In Sabana University's defense, it's not explicitly clear that its criticism of same-sex adoption was based on religious ideas. In fact, it doesn't seem unreasonable that growing up in a heterosexual family, which has been the norm for much of human and pre-human evolution, would be better for kids. But it also seems obvious that a loving, supportive family of any type is much better than an abusive one or being warehoused in an orphanage.

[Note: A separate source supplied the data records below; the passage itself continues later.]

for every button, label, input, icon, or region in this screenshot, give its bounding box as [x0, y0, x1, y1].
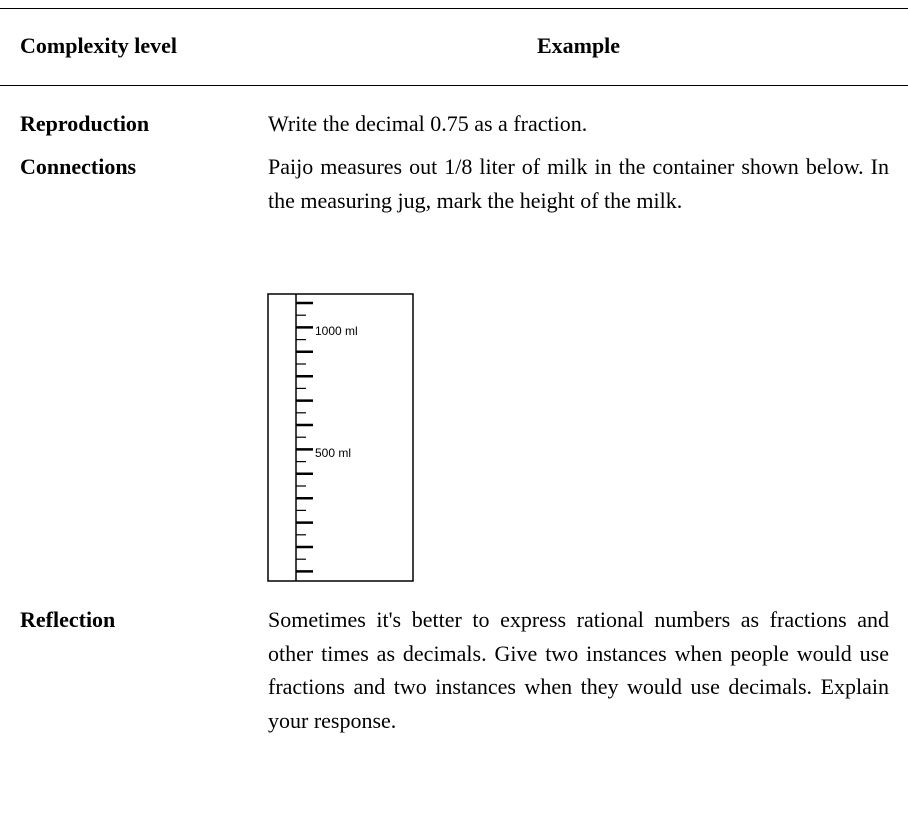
level: Reproduction — [20, 111, 150, 136]
example: Write the decimal 0.75 as a fraction. — [268, 111, 588, 136]
measuring-jug: 1000 ml 500 ml — [267, 293, 414, 582]
example: Paijo measures out 1/8 liter of milk in … — [268, 154, 889, 213]
jug-label: 500 ml — [315, 446, 351, 460]
example: Sometimes it's better to express rationa… — [268, 607, 889, 733]
header-example: Example — [536, 33, 621, 58]
level: Connections — [20, 154, 137, 179]
jug-outline — [267, 293, 414, 582]
jug-label: 1000 ml — [315, 324, 358, 338]
header-rule — [0, 85, 908, 86]
level: Reflection — [20, 607, 116, 632]
header-level: Complexity level — [20, 33, 178, 58]
top-rule — [0, 8, 908, 9]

And the studies I've seen show that children of same-sex couples tend to out-perform those of heterosexual couples for a simple reason having little to do with the parents' gender or sexual orientation: they have highly-motivated parents who had to make lots of effort to have kids. In contrast, we all know that many heterosexual couples become parents by mistake.
For its part, Akerman's column seems to fall well within the spectrum of reasonable commentary. After all, he primarily quoted the Bible rather than attacking it.
Rather than summarily ousting Akerman,
El Colombiano's editors might explain why the Bible is unerring, and therefore that death by stoning is a reasonable punishment for a range of moral 'lapses.'
But while they're at it,
El Colombiano might also find itself endorsing a Christian version of the barbaric Islamic State.
As for the court, it ruled that, for now, same-sex couples could adopt only when the child was the biological offspring of one member of the couple, but that the legislature should regulate the issue.
Perhaps such an incremental decision is best in a highly-Catholic nation. In the U.S., when courts made rulings on controversial issues such as racial segregation and abortion it's led to years of conflict. Some things are best decided by the more democratic legislature.